The committee's CEO, David Kennedy, told Platts' Emissions Daily Monday that the recommendation means the market must not be permitted to control when CCS technology is deployed.

"You don't want the use of conventional coal to continue," he said, "because the idea is that the carbon price [under the EU Emissions Trading Scheme] will be too high in the future for coal emissions. You might say leave it to the market and investors to retrofit plants in accordance with the carbon price, but there's too much uncertainty about what the price of carbon will be in the 2020s. The best thing to do is to recommend that we only allow new facilities to be built if they are CCS ready."

The government did not react immediately to everything in the report. But Ed Miliband, secretary of state for the Department of Energy and Climate Change, responded to its setting of carbon budgets. "We will give the report the in-depth consideration it deserves before responding in full, but I am pleased to say that from 2009, carbon budgets will take their place alongside financial budgets, and become pivotal to policy decisions within the UK," he said.

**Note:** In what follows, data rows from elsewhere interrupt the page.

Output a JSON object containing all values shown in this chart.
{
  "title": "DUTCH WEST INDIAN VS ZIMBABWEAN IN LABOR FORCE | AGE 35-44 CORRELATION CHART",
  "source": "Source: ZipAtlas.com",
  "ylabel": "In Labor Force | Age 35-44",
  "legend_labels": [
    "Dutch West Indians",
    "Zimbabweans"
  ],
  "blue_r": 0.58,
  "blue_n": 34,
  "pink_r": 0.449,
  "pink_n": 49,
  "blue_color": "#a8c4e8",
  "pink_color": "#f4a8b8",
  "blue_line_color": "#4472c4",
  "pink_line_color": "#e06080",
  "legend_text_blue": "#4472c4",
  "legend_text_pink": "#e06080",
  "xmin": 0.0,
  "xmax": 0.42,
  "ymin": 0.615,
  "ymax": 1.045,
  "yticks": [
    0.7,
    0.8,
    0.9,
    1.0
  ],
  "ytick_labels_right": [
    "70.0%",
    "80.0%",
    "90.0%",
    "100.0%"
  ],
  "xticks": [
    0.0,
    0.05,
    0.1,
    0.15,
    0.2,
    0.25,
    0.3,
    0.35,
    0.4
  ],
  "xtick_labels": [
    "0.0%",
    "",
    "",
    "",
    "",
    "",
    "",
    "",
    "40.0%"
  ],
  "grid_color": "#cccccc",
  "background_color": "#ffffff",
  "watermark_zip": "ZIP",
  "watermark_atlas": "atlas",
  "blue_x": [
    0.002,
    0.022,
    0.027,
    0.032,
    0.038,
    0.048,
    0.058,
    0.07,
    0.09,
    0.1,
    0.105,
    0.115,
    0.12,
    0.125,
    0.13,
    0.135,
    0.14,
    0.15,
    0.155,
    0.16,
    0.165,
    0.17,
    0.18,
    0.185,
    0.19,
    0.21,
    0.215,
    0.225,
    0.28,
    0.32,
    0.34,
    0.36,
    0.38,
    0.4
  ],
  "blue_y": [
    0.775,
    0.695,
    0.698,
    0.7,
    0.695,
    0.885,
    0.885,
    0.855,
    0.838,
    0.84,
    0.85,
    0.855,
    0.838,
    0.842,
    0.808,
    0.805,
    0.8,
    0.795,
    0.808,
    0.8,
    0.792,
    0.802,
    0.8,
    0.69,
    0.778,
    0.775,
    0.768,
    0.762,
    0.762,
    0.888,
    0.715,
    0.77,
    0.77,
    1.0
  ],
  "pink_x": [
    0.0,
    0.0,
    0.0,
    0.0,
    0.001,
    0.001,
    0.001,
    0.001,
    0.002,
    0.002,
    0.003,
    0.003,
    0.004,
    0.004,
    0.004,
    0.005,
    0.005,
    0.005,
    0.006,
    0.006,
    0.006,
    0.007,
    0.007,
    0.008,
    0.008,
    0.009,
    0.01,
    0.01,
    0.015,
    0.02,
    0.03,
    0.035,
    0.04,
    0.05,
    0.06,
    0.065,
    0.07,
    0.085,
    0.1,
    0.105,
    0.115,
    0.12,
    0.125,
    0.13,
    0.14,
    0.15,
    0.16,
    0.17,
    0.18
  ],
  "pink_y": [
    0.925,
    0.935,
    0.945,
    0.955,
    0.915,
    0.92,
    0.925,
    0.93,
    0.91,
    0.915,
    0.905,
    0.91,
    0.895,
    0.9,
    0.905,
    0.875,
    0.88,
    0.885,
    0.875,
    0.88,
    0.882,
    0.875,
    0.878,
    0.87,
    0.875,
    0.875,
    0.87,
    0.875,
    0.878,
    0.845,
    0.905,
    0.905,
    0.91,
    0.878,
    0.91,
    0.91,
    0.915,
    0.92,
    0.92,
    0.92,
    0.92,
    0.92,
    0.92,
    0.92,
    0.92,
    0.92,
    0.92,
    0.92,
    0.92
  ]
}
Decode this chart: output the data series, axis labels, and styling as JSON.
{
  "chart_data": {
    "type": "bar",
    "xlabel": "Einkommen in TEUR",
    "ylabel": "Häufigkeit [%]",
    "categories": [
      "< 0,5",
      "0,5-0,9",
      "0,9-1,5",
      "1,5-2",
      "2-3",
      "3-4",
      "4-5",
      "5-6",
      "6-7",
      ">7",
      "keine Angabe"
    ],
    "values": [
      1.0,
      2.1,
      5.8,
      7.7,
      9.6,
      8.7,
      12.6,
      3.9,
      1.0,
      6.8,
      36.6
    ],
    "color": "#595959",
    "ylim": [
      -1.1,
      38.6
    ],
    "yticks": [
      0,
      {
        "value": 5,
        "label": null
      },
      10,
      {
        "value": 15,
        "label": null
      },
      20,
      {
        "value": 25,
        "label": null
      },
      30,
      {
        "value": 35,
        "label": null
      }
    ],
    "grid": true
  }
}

The report came out the same day the UN climate change conference began in Poznan, Poland, where negotiators from around the world will try to set the stage for next year's meeting to negotiate a successor to the Kyoto Protocol. Experts on the process said nothing major was expected from Poznan, but some progress could be made toward articulating what some called a "vision" for cooperation. Without knowing what the US will do on climate, however, it will be difficult to get very far. President-elect Barack Obama is to have representatives there as observers, but there is still a long way to go before the US has policy in place.